Member of 1st Jatiya Sangsad
- In office 1973–1976
- Preceded by: M. A. Matin
- Succeeded by: M. A. Matin
- Constituency: Pabna-2

Personal details
- Born: c. 1933 Sirajganj, Pabna District, Bengal Presidency
- Died: 3 January 2013 (aged 79–80) Gulshan, Dhaka, Bangladesh
- Party: Awami League

= Syed Haider Ali =

Bangladeshi politician

Syed Haidar Ali (সৈয়দ হায়দার আলী; died 3 January 2013) was a Bangladeshi politician, businessman, and independence activist. He was a former member of parliament for Pabna-2.

==Early life and family==
Syed Haidar Ali was born in c. 1933 as the youngest son of Syed Akbar Ali, in Sirajganj, then part of the Pabna District. Ali belonged to a Bengali Muslim family. He had two sons and one daughter.

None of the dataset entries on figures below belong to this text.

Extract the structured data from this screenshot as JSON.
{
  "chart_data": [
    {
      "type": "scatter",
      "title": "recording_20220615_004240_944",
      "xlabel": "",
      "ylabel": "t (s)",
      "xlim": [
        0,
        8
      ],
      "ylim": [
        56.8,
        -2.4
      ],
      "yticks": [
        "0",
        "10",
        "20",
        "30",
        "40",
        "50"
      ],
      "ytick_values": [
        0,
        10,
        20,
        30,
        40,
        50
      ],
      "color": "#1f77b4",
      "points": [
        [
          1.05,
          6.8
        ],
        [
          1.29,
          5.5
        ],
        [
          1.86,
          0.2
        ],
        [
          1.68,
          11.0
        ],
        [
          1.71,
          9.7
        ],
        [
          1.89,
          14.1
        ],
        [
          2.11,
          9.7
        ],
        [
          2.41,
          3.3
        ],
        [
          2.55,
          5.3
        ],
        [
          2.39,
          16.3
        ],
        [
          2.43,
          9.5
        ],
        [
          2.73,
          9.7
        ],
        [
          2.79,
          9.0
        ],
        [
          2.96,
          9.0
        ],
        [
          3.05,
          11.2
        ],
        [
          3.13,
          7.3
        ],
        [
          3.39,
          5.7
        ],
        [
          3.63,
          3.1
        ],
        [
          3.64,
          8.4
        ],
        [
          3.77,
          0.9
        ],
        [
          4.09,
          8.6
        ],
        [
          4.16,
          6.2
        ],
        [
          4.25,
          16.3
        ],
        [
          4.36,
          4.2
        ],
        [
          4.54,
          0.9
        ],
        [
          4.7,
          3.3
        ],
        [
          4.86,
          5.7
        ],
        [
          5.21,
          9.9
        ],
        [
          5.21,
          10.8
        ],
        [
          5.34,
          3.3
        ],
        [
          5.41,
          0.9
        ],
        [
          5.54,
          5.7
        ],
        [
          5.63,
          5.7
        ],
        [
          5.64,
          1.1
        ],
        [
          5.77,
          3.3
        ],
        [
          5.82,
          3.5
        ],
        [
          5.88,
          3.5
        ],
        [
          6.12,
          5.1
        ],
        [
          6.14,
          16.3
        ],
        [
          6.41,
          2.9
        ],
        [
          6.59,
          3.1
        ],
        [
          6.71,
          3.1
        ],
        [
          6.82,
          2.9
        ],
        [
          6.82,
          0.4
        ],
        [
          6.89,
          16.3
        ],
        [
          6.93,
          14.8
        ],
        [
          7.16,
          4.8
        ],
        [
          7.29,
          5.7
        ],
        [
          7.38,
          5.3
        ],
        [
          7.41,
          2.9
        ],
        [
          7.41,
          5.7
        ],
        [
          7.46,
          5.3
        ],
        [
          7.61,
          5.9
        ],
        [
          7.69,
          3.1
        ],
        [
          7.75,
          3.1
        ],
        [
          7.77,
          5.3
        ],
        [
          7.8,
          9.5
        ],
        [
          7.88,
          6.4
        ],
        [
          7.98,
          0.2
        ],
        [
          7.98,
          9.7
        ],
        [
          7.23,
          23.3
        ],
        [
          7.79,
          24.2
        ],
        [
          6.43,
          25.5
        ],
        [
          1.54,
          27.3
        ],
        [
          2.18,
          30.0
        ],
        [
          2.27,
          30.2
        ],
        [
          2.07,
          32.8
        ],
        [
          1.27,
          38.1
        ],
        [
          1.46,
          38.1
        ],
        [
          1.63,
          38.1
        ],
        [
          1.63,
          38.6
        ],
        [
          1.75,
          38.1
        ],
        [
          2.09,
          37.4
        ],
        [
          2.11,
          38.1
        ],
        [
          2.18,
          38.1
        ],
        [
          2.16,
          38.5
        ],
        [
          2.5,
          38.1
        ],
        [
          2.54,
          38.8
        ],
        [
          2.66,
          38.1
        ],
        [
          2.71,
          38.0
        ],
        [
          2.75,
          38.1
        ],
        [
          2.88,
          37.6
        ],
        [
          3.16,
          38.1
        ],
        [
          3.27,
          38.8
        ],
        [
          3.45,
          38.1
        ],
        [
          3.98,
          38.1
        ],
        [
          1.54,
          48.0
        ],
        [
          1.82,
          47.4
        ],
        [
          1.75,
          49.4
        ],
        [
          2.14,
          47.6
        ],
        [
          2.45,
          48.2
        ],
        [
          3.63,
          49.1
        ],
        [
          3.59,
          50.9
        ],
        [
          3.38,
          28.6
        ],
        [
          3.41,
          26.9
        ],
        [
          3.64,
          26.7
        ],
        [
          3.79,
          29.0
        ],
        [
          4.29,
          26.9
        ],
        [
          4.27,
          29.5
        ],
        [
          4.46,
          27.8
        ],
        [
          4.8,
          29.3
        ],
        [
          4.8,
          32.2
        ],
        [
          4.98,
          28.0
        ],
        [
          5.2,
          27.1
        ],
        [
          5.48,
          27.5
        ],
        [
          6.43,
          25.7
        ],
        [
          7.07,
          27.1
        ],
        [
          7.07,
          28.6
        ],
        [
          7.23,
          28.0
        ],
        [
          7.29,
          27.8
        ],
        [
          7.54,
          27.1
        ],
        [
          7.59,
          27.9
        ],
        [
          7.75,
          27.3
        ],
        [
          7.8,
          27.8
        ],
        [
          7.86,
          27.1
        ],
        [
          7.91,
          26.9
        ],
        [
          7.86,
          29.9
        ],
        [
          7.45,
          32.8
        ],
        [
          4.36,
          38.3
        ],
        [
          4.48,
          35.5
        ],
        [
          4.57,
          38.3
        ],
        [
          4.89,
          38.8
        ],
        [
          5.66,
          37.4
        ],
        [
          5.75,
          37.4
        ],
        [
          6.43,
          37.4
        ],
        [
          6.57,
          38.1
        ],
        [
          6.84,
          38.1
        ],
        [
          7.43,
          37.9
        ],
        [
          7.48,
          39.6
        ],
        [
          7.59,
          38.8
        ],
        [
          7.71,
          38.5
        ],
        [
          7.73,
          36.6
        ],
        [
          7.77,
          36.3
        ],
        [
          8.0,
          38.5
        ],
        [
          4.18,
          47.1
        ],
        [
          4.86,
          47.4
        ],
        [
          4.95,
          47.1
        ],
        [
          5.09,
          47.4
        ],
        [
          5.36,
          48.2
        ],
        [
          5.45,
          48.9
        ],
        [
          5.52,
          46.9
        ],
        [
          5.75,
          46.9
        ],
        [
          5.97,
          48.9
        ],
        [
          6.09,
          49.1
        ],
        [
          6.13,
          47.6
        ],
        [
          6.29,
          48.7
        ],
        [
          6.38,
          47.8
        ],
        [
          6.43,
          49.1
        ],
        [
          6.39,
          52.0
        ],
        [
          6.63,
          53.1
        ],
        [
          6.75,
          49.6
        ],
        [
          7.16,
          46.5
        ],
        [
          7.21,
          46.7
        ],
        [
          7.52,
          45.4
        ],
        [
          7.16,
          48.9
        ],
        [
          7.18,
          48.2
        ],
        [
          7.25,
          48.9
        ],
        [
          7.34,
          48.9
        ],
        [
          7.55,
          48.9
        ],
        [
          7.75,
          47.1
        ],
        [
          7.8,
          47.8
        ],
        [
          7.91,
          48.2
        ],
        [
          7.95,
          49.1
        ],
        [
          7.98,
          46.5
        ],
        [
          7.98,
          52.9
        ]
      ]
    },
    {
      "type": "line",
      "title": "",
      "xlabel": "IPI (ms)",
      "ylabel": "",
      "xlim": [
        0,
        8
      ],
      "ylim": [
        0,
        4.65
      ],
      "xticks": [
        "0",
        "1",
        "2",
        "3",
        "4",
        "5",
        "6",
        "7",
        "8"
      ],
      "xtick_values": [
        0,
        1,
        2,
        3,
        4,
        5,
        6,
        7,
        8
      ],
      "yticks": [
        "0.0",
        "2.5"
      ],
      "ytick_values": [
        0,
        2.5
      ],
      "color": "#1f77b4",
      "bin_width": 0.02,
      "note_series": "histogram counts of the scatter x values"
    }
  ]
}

His son-in-law, Syed Shahed Reza, was the Bangladeshi Ambassador to Kuwait.

==Career==
Ali was active in the six point movement, the Bengali language movement, and the Bangladesh Liberation War of 1971. He was elected to parliament from Pabna-2 as an Awami League candidate following the 1973 Bangladeshi general elections.

He established the Syed Akbar Ali High School in the village of Chandidasganti.

==Death==
Ali died at his own home in Gulshan on 3 January 2013.